L’Oréal, un marketing qui transforme en luxe un produit de grande consommation

 

L’Oréal, numéro un mondial des cosmétiques, apparait aujourd’hui indétrônable. Beaucoup de personnalités ont contribué au succès de l’entreprise.

C’est un petit chimiste en herbe qui a créé L’Oréal. A 26 ans, Eugène Schueller, ingénieur parisien, conçoit à la demande d’un coiffeur, la première teinture capillaire dite « inoffensive » ; de laquelle il tire le nom de sa première entreprise : Société française de teintures inoffensives pour cheveux.

Mais le brevet qu’il dépose en 1907 porte lui bien le nom de l’Auréale.

Eugène Schueller invente et conçoit ses produits la nuit et la journée, il part faire le commercial auprès des coiffeurs.

Vendre des teintures, c’est assez difficile à cette époque. Dans les milieux bourgeois, les femmes ne se colorent pas les cheveux.

Heureusement, pour Eugène Schueller, arrive un coup de pouce inattendu. Coco Chanel réussit à rendre populaire la coupe garçonne et colorée, le succès est assuré.

Après la teinture, d’autres produits arrivent, dont la fameuse ambre solaire, utilisée lors des premiers congés payés de 1936.

Surnommé Monsieur 6000 heures, Eugène Schueller a un agenda bien rempli, de 5h du matin à minuit, de quoi se partager entre plusieurs sociétés : les peintures Valentine, Monsavon ou encore son magazine, Votre Beauté, qui sert à assurer la promotion de ses cosmétiques dans la profession.

A cause de son attitude collaborationniste pendant la 2nde guerre mondiale, Eugène Schueller n’a, en 1946, plus le droit de diriger sa société.

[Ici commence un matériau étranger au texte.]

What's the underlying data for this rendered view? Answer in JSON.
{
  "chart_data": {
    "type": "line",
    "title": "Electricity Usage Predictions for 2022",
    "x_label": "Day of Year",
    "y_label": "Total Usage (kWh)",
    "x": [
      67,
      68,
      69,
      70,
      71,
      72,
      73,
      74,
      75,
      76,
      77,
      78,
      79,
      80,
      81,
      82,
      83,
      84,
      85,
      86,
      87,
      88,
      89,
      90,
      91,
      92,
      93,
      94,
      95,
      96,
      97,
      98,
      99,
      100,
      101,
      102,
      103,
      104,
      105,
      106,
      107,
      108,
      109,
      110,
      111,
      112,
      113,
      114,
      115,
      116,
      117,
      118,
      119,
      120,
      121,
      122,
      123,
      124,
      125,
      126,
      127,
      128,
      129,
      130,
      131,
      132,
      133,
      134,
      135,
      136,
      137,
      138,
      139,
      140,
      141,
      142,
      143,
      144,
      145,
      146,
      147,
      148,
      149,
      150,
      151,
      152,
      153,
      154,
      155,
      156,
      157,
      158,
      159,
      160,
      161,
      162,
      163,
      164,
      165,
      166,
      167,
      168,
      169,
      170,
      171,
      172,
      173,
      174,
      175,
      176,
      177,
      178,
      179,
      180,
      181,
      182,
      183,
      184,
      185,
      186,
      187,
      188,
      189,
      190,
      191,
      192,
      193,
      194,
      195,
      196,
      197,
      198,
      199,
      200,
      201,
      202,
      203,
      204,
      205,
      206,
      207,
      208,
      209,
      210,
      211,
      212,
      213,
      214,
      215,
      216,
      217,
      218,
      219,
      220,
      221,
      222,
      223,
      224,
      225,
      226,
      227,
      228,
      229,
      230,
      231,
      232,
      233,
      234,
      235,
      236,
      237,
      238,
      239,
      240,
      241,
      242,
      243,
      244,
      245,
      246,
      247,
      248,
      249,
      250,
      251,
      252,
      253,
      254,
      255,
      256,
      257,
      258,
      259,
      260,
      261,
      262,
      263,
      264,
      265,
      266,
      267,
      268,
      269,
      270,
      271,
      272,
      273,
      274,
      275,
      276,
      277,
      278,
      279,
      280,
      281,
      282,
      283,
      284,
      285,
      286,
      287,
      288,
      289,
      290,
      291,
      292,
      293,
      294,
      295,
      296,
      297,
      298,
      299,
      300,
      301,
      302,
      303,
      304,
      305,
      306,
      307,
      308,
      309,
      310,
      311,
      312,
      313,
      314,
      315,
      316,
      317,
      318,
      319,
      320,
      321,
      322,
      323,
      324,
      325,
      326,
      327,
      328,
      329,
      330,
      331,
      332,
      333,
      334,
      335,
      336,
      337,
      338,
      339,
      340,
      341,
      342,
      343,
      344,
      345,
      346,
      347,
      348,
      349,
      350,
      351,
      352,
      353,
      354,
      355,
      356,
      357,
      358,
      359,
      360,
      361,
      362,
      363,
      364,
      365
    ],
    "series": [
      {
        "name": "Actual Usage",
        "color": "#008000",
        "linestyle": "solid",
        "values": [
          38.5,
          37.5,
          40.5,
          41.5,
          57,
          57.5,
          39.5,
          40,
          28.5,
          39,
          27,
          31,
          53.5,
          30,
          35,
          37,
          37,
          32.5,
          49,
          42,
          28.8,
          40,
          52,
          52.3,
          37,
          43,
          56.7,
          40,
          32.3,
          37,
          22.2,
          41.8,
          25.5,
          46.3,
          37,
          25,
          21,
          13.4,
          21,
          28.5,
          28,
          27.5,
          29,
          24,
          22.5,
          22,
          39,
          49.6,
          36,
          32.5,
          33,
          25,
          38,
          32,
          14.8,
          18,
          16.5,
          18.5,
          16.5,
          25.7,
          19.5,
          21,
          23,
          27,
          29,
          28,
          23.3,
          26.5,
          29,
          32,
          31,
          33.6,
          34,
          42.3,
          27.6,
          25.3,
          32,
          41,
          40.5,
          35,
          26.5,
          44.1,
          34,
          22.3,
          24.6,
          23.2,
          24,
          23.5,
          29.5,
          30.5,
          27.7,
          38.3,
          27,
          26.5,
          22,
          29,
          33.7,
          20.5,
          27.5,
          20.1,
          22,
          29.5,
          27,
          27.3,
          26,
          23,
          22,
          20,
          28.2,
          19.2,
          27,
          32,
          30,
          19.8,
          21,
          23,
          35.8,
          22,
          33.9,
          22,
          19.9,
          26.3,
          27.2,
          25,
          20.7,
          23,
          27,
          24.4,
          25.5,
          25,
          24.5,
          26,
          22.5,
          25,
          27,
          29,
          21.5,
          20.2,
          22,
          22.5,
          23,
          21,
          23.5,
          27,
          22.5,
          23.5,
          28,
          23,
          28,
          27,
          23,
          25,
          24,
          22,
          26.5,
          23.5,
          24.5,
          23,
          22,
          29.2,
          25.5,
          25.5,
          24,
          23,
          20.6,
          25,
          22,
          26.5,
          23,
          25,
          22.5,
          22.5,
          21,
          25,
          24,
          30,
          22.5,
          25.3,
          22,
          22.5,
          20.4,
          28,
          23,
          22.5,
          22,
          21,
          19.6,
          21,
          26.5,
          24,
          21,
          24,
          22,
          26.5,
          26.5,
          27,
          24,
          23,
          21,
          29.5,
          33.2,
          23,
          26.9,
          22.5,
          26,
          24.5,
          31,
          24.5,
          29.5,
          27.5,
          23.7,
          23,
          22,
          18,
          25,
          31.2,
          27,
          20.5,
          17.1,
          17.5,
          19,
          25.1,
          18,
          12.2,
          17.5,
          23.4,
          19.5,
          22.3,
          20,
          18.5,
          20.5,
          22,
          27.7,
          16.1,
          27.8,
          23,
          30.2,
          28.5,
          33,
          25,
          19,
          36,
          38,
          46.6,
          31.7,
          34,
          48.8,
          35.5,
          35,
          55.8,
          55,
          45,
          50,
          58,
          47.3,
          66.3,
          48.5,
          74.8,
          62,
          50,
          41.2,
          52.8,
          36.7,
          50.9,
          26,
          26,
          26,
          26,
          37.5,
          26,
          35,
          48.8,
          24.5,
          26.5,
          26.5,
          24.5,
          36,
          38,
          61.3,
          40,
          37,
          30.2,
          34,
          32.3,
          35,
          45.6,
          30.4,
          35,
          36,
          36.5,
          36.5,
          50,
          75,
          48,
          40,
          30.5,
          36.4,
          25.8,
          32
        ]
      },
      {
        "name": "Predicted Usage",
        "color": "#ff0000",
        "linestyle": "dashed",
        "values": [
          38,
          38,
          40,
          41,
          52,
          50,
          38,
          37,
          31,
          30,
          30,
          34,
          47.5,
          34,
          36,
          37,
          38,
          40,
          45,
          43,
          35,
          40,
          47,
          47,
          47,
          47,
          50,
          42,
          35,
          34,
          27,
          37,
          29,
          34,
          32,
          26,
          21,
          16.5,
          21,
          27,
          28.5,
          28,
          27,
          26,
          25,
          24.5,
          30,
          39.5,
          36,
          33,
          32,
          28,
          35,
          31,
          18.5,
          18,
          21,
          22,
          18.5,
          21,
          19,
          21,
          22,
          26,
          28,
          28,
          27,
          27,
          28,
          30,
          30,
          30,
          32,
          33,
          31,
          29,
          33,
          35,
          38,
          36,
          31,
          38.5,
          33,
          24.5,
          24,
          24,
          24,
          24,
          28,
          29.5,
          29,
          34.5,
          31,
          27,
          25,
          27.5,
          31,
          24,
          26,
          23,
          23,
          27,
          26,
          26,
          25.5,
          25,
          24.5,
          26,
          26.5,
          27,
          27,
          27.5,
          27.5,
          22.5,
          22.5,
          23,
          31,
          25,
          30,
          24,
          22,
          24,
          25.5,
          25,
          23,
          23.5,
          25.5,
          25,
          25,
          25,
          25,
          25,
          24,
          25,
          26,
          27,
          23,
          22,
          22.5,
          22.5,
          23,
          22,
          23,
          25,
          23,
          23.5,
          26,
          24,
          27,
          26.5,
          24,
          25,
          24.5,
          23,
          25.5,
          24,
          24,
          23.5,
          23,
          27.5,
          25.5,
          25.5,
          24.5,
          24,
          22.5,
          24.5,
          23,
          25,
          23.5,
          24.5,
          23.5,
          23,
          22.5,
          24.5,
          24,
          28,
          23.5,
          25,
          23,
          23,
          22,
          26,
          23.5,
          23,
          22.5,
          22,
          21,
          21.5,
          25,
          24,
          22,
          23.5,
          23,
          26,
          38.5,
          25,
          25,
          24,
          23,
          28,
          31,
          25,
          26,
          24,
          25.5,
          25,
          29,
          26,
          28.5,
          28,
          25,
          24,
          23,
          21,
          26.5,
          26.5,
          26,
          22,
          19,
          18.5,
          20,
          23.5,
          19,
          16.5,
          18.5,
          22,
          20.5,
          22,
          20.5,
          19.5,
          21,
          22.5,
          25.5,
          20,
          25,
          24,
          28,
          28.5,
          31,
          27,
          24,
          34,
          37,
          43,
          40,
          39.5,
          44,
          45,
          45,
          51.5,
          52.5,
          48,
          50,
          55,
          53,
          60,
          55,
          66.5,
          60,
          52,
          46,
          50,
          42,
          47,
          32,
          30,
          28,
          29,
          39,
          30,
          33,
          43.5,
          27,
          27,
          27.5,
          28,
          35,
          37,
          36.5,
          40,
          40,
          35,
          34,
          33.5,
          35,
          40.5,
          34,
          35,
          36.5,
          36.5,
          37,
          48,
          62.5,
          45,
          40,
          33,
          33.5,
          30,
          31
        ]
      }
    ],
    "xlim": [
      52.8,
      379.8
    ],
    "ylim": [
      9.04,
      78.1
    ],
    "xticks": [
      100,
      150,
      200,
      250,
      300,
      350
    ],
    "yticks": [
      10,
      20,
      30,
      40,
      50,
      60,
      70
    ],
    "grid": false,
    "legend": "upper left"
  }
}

Il y met à sa tête un résistant et ami, André Bettencourt.

Un nom qui va changer la destinée de L’Oréal. D’abord, parce qu’André va se marier à la fille unique d’Eugene, Liliane. Mais il fait aussi rentrer ses amis proches dans le cercle. François Mitterrand devient un temps rédacteur en chef de Votre Beauté et François Dalle rentre dans l’entreprise et ira jusqu’à se hisser à la tête de l’empire.

La marque L’Oréal, si elle a réussi à rester dans les esprits, c’est surtout grâce à la publicité.

Eugène Schueller y excelle. D’abord, il s’allie à l’un des meilleurs Marcel Bleustein, fondateur de Publicis et puis il sponsorise des émissions de radio.

La publicité valorise les consommateurs mais les amène surtout à succomber à de nouveaux besoins.

La pub, un moyen, disait Schueller, de « se défendre contre la paresse des consommateurs ». Bien avant le slogan qui a fait le tour du monde « Parce que je le vaux bien », Schueller avait du nez.

Quand le fondateur s’éteint en 1957, il laisse les rênes à cet homme talentueux, François Dalle, patron emblématique, qui fera grossir le portefeuille de marques et le chiffre d’affaires : avec les rachats de Lancôme, Biotherm, Garnier et tant d’autres.

Dans les années 70, L’Oréal est tellement beau, tellement séduisant, qu’il est courtisé.  Pour contrer toute éventuelle nationalisation ou OPA, la direction forme alors un pacte d’actionnaires avec le suisse Nestlé. C’est une participation croisée qui verrouille le capital.

Des décennies plus tard et même après avoir été dirigé pendant 20 ans par un anglais, Lindsay Owen Jones, L’Oréal est encore plus français. Depuis la mort de Liliane Bettencourt en 2017, Nestlé a vendu ses titres et la famille Bettencourt Meyers, 3ème et 4ème génération, contrôle L’Oréal avec quasiment 35% du capital.